Dijo Simí al rey: «Está bien; como ha dicho mi señor el rey, así lo hará tu siervo.» Y habitó Simí en Jerusalén muchos días.

39

Pero sucedió que al cabo de tres años, dos esclavos de Simí huyeron a Aquis, hijo de Maaká, rey de Gat. Y avisaron a Simí: «Tus esclavos están en Gat.»

40

Simí se levantó, aparejó su asno, y fue a Gat, donde Aquis, en busca de sus esclavos. Fue Simí, y trajo a sus esclavos de Gat.

41

Avisaron a Salomón que Simí había ido de Jerusalén a Gat, y que había vuelto.

42

El rey mandó llamar a Simí y le dijo: «¿No te conjuré yo por Yahveh, protestando ante ti: “El día que salgas y vayas a cualquier parte, ten por cierto que morirás sin remedio”? Y tú me dijiste: “Está bien, lo acepto.”

43

¿Por qué, pues, no has guardado el juramento de Yahveh ni la orden que te di?»

44

Y dijo el rey a Simí: «Tú conoces todo el mal que, bien lo sabes, hiciste a mi padre David.
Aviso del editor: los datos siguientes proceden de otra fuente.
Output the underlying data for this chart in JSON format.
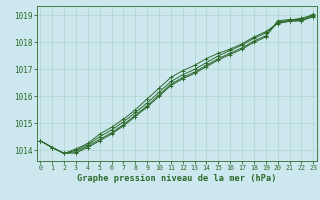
{
  "xlabel": "Graphe pression niveau de la mer (hPa)",
  "ylabel": "",
  "background_color": "#cce8ee",
  "grid_color": "#b0d4cc",
  "line_color": "#2d6a2d",
  "xlim": [
    -0.3,
    23.3
  ],
  "ylim": [
    1013.6,
    1019.35
  ],
  "yticks": [
    1014,
    1015,
    1016,
    1017,
    1018,
    1019
  ],
  "xticks": [
    0,
    1,
    2,
    3,
    4,
    5,
    6,
    7,
    8,
    9,
    10,
    11,
    12,
    13,
    14,
    15,
    16,
    17,
    18,
    19,
    20,
    21,
    22,
    23
  ],
  "series": [
    [
      1014.35,
      1014.1,
      1013.88,
      1013.9,
      1014.1,
      1014.35,
      1014.6,
      1014.9,
      1015.25,
      1015.6,
      1016.0,
      1016.4,
      1016.65,
      1016.85,
      1017.1,
      1017.35,
      1017.55,
      1017.75,
      1018.0,
      1018.2,
      1018.8,
      1018.85,
      1018.85,
      1019.05
    ],
    [
      1014.35,
      1014.1,
      1013.88,
      1013.95,
      1014.15,
      1014.4,
      1014.65,
      1014.95,
      1015.3,
      1015.65,
      1016.05,
      1016.45,
      1016.7,
      1016.9,
      1017.15,
      1017.4,
      1017.6,
      1017.8,
      1018.05,
      1018.25,
      1018.75,
      1018.82,
      1018.9,
      1019.0
    ],
    [
      1014.35,
      1014.1,
      1013.88,
      1014.0,
      1014.2,
      1014.5,
      1014.75,
      1015.05,
      1015.4,
      1015.75,
      1016.15,
      1016.55,
      1016.8,
      1017.0,
      1017.25,
      1017.5,
      1017.7,
      1017.9,
      1018.15,
      1018.35,
      1018.72,
      1018.8,
      1018.82,
      1018.98
    ],
    [
      1014.35,
      1014.1,
      1013.88,
      1014.05,
      1014.25,
      1014.6,
      1014.85,
      1015.15,
      1015.5,
      1015.9,
      1016.3,
      1016.7,
      1016.95,
      1017.15,
      1017.4,
      1017.6,
      1017.75,
      1017.95,
      1018.2,
      1018.4,
      1018.7,
      1018.78,
      1018.8,
      1018.95
    ]
  ]
}
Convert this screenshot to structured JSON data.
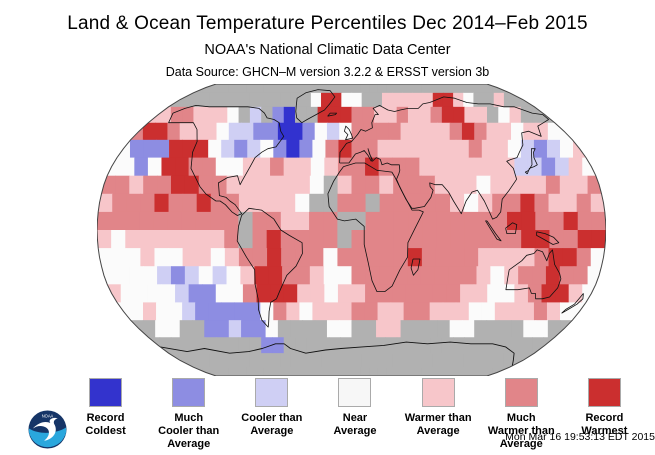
{
  "header": {
    "title": "Land & Ocean Temperature Percentiles Dec 2014–Feb 2015",
    "subtitle": "NOAA's National Climatic Data Center",
    "datasource": "Data Source: GHCN–M version 3.2.2 & ERSST version 3b"
  },
  "legend": {
    "items": [
      {
        "label": "Record\nColdest",
        "color": "#3333cd",
        "key": "B"
      },
      {
        "label": "Much\nCooler than\nAverage",
        "color": "#8d8de2",
        "key": "b"
      },
      {
        "label": "Cooler than\nAverage",
        "color": "#cfcff4",
        "key": "c"
      },
      {
        "label": "Near\nAverage",
        "color": "#f7f7f7",
        "key": "w"
      },
      {
        "label": "Warmer than\nAverage",
        "color": "#f7c6ca",
        "key": "p"
      },
      {
        "label": "Much\nWarmer than\nAverage",
        "color": "#e18589",
        "key": "m"
      },
      {
        "label": "Record\nWarmest",
        "color": "#cb2f2f",
        "key": "R"
      }
    ]
  },
  "footer": {
    "timestamp": "Mon Mar 16 19:53:13 EDT 2015",
    "logo": "noaa-logo"
  },
  "map": {
    "projection": "robinson",
    "cols": 36,
    "rows": 18,
    "palette": {
      "B": "#3232cf",
      "b": "#8d8de2",
      "c": "#cfcff4",
      "w": "#fbfbfb",
      "p": "#f7c6ca",
      "m": "#e18589",
      "R": "#cb2f2f",
      "g": "#b1b1b1"
    },
    "no_data_color": "#b1b1b1",
    "grid_rows": [
      "gggggggggggggggggggggggggggggggggggg",
      "ggggggggggggggwRRwwggpppppRRpwggpggg",
      "ppmmpppwgcgbBggRRRmmppmppmRRppgwpggg",
      "mRRmpppwccbbBBbwcwmmmmppppmRmppwppww",
      "wbbbRRRwcbcwbBbwmRmmpppppppmppwcbcwp",
      "wwbwRRmmwwppmppwpmmRmmmpppppppccbcpw",
      "mmpmmRRmmppppppwgpmmpmmmpppwppppmppm",
      "pmmmRmmRmmppppwggmmgmmmmmpwpmmRmppmp",
      "mmmmmmmmmmgmmppmmggmmmmmmmmmmRRmmRmm",
      "pwpppppppmgmRmmmmgmmmmmmmmmmmmRRmmRR",
      "wwwpwwppwpmmRmmmwmmmmmRmmmmppppmRRmw",
      "wwwwcbcwcwpRRmmpwwmmmmmmmmmpwpmmRmmw",
      "pwwwwcbbwwmRRRppwppmmmmmmmppwwpmRRpw",
      "wwpwwcbbbbbwmpwpppmmppmmpppwwpppmpww",
      "ggwwggbbcbbwggggwwggppggggwwggggwwgg",
      "ggggggggggbbgggggggggggggggggggggggg",
      "gggggggggggggggggggggggggggggggggggg",
      "gggggggggggggggggggggggggggggggggggg"
    ]
  }
}
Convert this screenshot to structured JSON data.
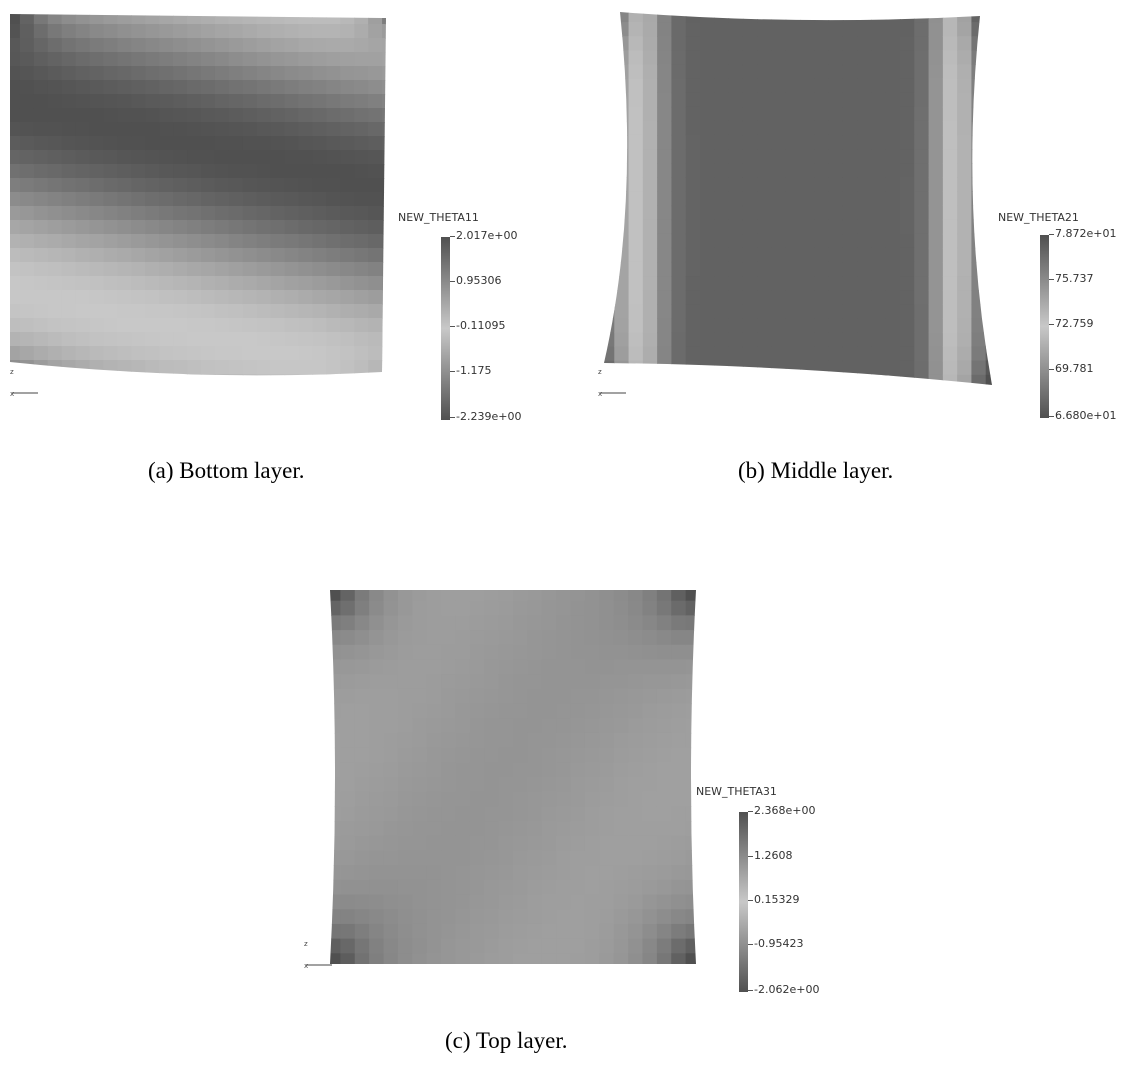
{
  "figure": {
    "panels": [
      {
        "id": "a",
        "caption": "(a) Bottom layer.",
        "colorbar": {
          "title": "NEW_THETA11",
          "ticks": [
            "2.017e+00",
            "0.95306",
            "-0.11095",
            "-1.175",
            "-2.239e+00"
          ]
        }
      },
      {
        "id": "b",
        "caption": "(b) Middle layer.",
        "colorbar": {
          "title": "NEW_THETA21",
          "ticks": [
            "7.872e+01",
            "75.737",
            "72.759",
            "69.781",
            "6.680e+01"
          ]
        }
      },
      {
        "id": "c",
        "caption": "(c) Top layer.",
        "colorbar": {
          "title": "NEW_THETA31",
          "ticks": [
            "2.368e+00",
            "1.2608",
            "0.15329",
            "-0.95423",
            "-2.062e+00"
          ]
        }
      }
    ]
  },
  "colors": {
    "dark": "#505050",
    "mid": "#8c8c8c",
    "light": "#c6c6c6"
  }
}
Yahveh ha hecho recaer tu maldad sobre tu cabeza.

45

Pero el rey Salomón será bendecido, y el trono de David permanecerá firme delante de Yahveh para siempre.»

46

El rey ordenó a Benaías, hijo de Joyadá, que salió y arremetió contra él, y murió. Quedó así el reino consolidado en manos de Salomón.